Setidaknya ada dua gelombang besar seiche yang mencapai daratan, berjarak sekitar 20 menit, meninggalkan 6 kaki deposit yang menutupi fosil. Lapisan atas yang melapisi fosil tersebut adalah tanah liat yang kaya akan iridium, jenis logam yang jarang ditemukan di bumi, tapi sangat umum ditemukan di asteroid dan komet. Lapisan ini dikenal dengan K-T, atau K-Pg boundary, menandakan berakhirnya periode Cretaceous dan dimulainya periode Tertiary, atau Paleogene.

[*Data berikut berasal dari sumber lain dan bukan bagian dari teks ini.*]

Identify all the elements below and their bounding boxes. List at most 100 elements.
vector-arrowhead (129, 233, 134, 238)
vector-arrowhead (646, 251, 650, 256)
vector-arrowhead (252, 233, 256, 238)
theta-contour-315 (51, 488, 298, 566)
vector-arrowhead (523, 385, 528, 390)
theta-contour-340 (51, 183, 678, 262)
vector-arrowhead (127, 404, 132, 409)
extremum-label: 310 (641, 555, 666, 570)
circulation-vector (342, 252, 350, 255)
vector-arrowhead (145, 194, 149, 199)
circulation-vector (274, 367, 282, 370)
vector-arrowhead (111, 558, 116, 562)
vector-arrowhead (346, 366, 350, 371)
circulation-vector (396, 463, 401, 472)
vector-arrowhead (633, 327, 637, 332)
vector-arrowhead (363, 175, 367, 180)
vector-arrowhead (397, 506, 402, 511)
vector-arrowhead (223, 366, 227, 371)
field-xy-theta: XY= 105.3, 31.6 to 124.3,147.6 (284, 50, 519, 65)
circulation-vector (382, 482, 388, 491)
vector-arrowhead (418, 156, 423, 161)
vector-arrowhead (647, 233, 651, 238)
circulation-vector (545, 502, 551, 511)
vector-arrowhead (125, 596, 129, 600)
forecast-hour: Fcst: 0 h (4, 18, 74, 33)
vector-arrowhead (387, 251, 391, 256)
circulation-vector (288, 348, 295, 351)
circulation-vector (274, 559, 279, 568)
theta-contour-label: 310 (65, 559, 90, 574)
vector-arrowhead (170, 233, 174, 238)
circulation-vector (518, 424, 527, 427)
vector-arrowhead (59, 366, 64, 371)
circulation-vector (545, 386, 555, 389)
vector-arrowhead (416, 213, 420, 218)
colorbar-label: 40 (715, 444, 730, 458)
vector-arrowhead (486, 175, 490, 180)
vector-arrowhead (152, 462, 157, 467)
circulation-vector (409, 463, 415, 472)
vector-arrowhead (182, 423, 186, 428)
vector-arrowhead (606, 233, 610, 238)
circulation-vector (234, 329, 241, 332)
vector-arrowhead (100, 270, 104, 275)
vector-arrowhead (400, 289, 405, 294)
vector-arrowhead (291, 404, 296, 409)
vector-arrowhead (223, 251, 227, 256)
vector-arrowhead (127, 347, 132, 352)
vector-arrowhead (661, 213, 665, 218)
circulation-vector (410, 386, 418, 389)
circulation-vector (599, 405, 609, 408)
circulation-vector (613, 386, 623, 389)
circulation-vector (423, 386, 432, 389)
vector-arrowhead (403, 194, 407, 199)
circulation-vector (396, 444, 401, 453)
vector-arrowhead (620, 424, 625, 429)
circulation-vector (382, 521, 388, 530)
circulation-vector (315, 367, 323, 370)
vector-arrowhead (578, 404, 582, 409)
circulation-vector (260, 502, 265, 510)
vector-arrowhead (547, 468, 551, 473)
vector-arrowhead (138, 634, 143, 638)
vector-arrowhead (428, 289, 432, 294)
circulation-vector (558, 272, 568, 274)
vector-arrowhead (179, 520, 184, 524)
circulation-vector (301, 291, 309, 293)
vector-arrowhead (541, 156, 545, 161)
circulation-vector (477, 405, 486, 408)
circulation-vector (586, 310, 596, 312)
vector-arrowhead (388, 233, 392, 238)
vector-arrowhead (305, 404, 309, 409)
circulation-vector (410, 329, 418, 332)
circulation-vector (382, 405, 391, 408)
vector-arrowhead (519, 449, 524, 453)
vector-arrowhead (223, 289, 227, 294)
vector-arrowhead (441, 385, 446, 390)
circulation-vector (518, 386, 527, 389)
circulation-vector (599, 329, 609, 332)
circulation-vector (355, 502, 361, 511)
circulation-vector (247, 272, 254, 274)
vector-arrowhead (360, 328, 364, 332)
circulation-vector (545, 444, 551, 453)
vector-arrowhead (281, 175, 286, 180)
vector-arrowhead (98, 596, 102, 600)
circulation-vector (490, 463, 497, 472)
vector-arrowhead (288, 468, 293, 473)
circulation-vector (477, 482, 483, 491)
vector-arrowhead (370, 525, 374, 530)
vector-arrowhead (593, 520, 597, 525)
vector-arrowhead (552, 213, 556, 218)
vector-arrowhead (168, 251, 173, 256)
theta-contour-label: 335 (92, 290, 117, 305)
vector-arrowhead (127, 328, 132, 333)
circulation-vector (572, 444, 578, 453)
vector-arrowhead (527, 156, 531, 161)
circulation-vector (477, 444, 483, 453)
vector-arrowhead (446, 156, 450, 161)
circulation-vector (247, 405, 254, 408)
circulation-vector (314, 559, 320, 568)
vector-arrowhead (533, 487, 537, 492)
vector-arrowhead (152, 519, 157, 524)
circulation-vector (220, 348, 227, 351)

Bangkai ikan dan dua batang kayu dilemparkan bersama oleh seiche yang diciptakan oleh gelombang seismik dari dampak meteor. (Credit: Robert DePalma)

Iridium

Pada tahun 1979, Alvarez bersama dengan ayahnya, pemenang nobel Luis Alvarez dari UC Barkeley, adalah yang pertama kali menemukan kandungan iridium dalam lapisan batu yang berumur 66 juta tahun di seluruh dunia. Mereka berasumsi bahwa komet dan asteroid-lah yang bertanggungjawab atas keberadaan iridium di K-T Boundary dan kepunahan massal jutaan tahun yang lalu.

Tabrakan meteor bisa jadi melelehkan lapisan bebatuan di dasar laut dan menghancur leburkan asteroid, melemparkan debu dan lelehan batu ke stratosfir, dan kemudian angin membawanya menutupi seluruh planet dan menghalangi sinar matahari hingga berbulan-bulan lamanya, bahkan bertahun-tahun. Reruntuhan asteroid jatuh menghujani bumi, tidak hanya tektites, tetapi juga berupa runtuhan bebatuan yang berasal dari kerak bumi, termasuk shocked quartz, sejenis kristal yang strukturnya menjadi berubah karena pengaruh tekanan dari tabrakan meteor.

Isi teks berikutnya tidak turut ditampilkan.